Scientists often use the research practices adopted in current genetic studies to conduct other ones that link biological aspects of human life with genes; therefore, they isolate one gene and link it to its results or outcomes. For example, to study physical characteristics, the association would be clear between genes and human length, or the body mass index, which refers to thinness or obesity.

The identification of the link between genes and human behavior, however, seems much more difficult compared with the effects of external factors on that behavior.

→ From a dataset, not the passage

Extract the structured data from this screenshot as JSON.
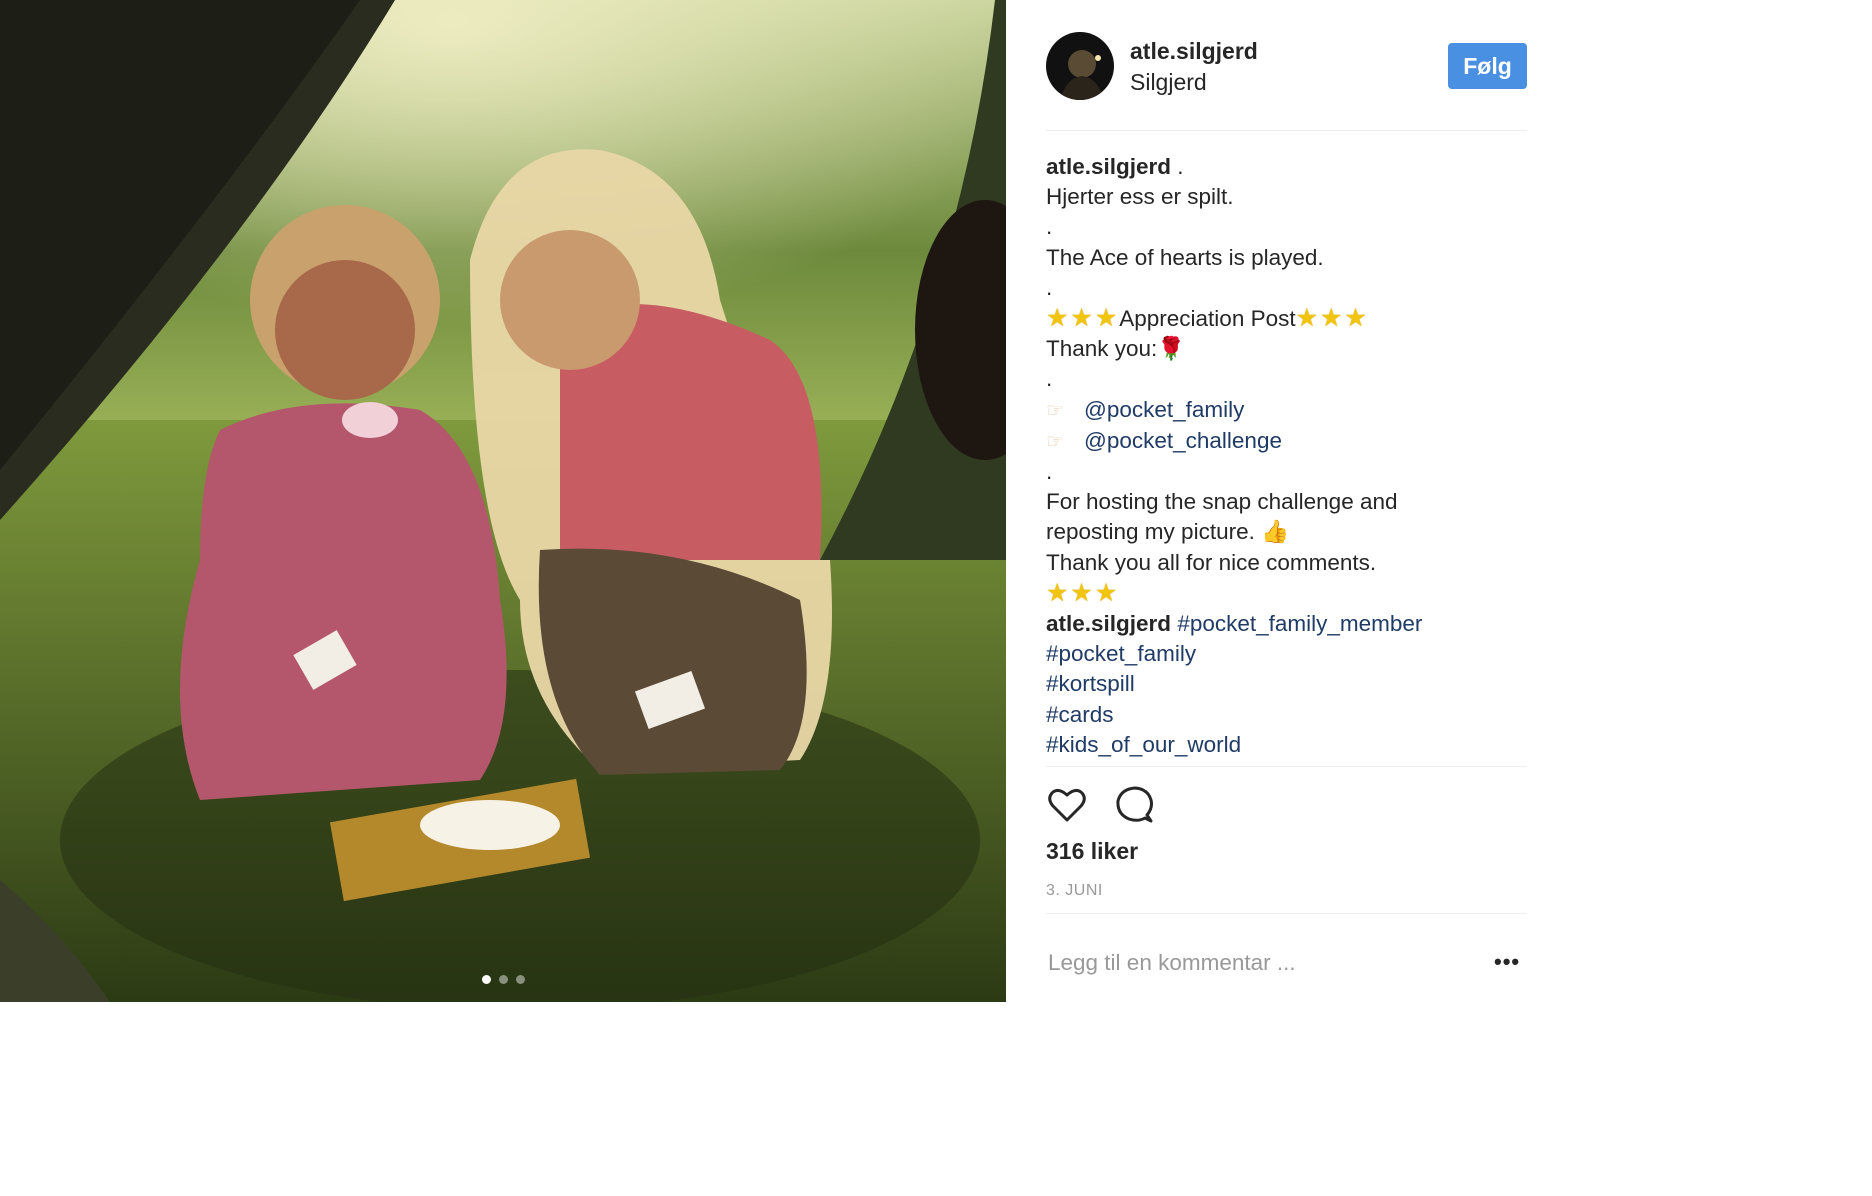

Researchers from the University of Oxford, Department of Sociology with researchers from other institutes at the university have collected genetic data for 35,062 men and women from different eras and six countries: Australia, Estonia, the Netherlands, Sweden, Britain and the United States.

In the study published in the journal “Nature Human Behavior”, researchers found that genes associated with different outcomes such as learning and fertility vary over time and from a geographical location to another.

This difference may be due to social conditions related to learning and pregnancy in women, in each country, at any given time, and according to the prevailing traditions.

Researchers found that 40 percent of the genetic effects on learning and on the time of fertility (pregnancy for the first time) were not clear, which means that they were hidden when studying the genetic data of those peoples.

Melinda Mills, a professor of sociology and the study lead author, said: “The study emphasizes the importance of raising new questions based on social and environmental facts. It shows that, when it comes to studying the characteristics of behavior, genetic influences highly depend on the surrounding social environment.”